I am obsessed with order and so I don’t think I’ve
written a poem without starting with a title. In the affirmative: I always
start with a title. That title is usually reflective of a “thesis
statement,” but working to support a thesis often results in poems that have a
lot to prove and not much to say. And so the work, for me, is in moving away
from gathering evidence to support a preordained thesis and toward putting
together words that express something, either through their form or meaning,
about a subject or concept suggested by the title.
This
“work” happens mostly in my head. I write down the title, in a notebook or a
Pages document, and then I stare at it while I break down the very thesis-y and
unpretty thoughts into more natural and, hopefully, pretty words and phrases.
By the time I start writing or typing words under the title, I usually have a
good sense of the first half of the poem.
Then
I get to my midpoint, which is the midpoint for no reason other than I have
gotten to it. Usually the midpoint doesn’t really end up being the middle.

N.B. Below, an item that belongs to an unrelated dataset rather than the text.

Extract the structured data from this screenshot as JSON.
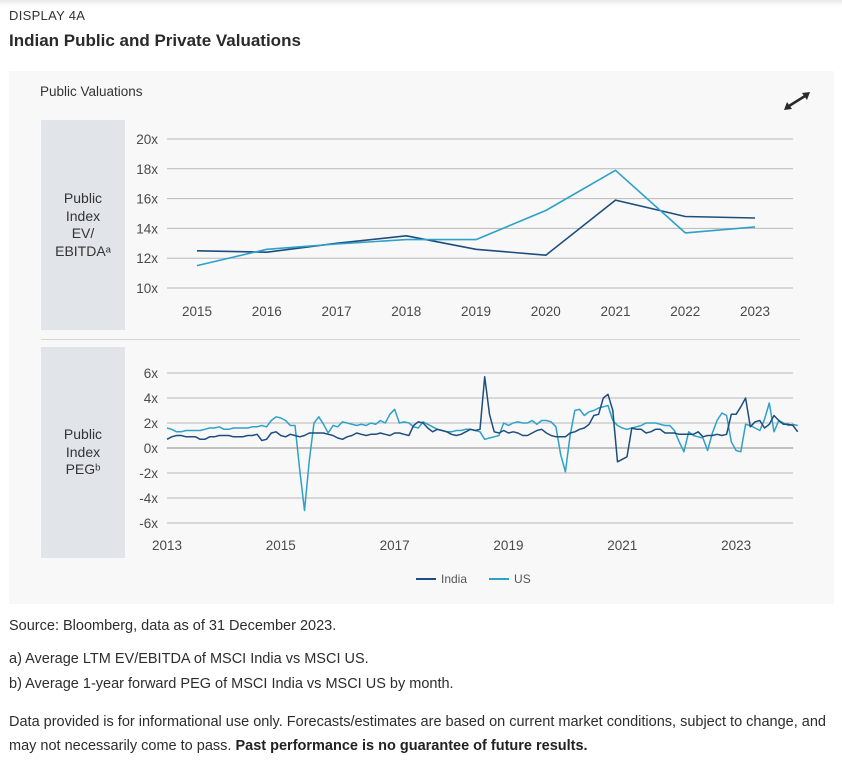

At that
point I continue in dribs and drabs, but always in one relatively uninterrupted
writing session, always fighting the urge to return to the thesis model.
For
instance, in this poem, “Chunnel,” I was
sitting in a train moving through the Chunnel and I liked that word as a title
and I had seen a boy yawning and had lots of thoughts about the ways in which
children and adults yawn, and so I put something resembling this down in my
notebook:
a stranger looks like a boy but yawns like
a man
children yawn freely
little lions roaring at their tiredness
he shows restraint
jaw tense, cheeks taut
ashamed of his fatigue
From
there, I had lots of repetitive ideas and example to support my “claim” about
The Differences Between the Yawns of Human Children and the Yawns of Human
Adults, and I likely became frustrated that none of these ideas translated
themselves elegantly into poetry. But, because my commitment to order requires
completion, I continued to stare at the page until I pivoted into memory:
I was last on this train as a boy
expecting to see fish under the Atlantic
expected to read the map for my mother
And
then ran with the memory and the fish into the present and abstraction:
now, fish surround me
one raises the armrest between our seats
and leans its head on my shoulder
I’m not sure I’m moist enough
to keep its gills from drying up
At
this point I felt that I could reward myself for moving far enough away from my
initial thesis by returning to it, but through the self-reflective lens I had
established in the second stanza:
I’m tired too
but my jaw clicks
and my cheeks
This
poem happens to end mid-thought, which is a good way of stopping myself from
leaning too hard into a formal, evidence-based conclusion.
Misha
Solomon
(he/him) is a queer poet in Tiohtià:ke/Montréal. His first
chapbook, Florals, was published by above/ground press in 2020.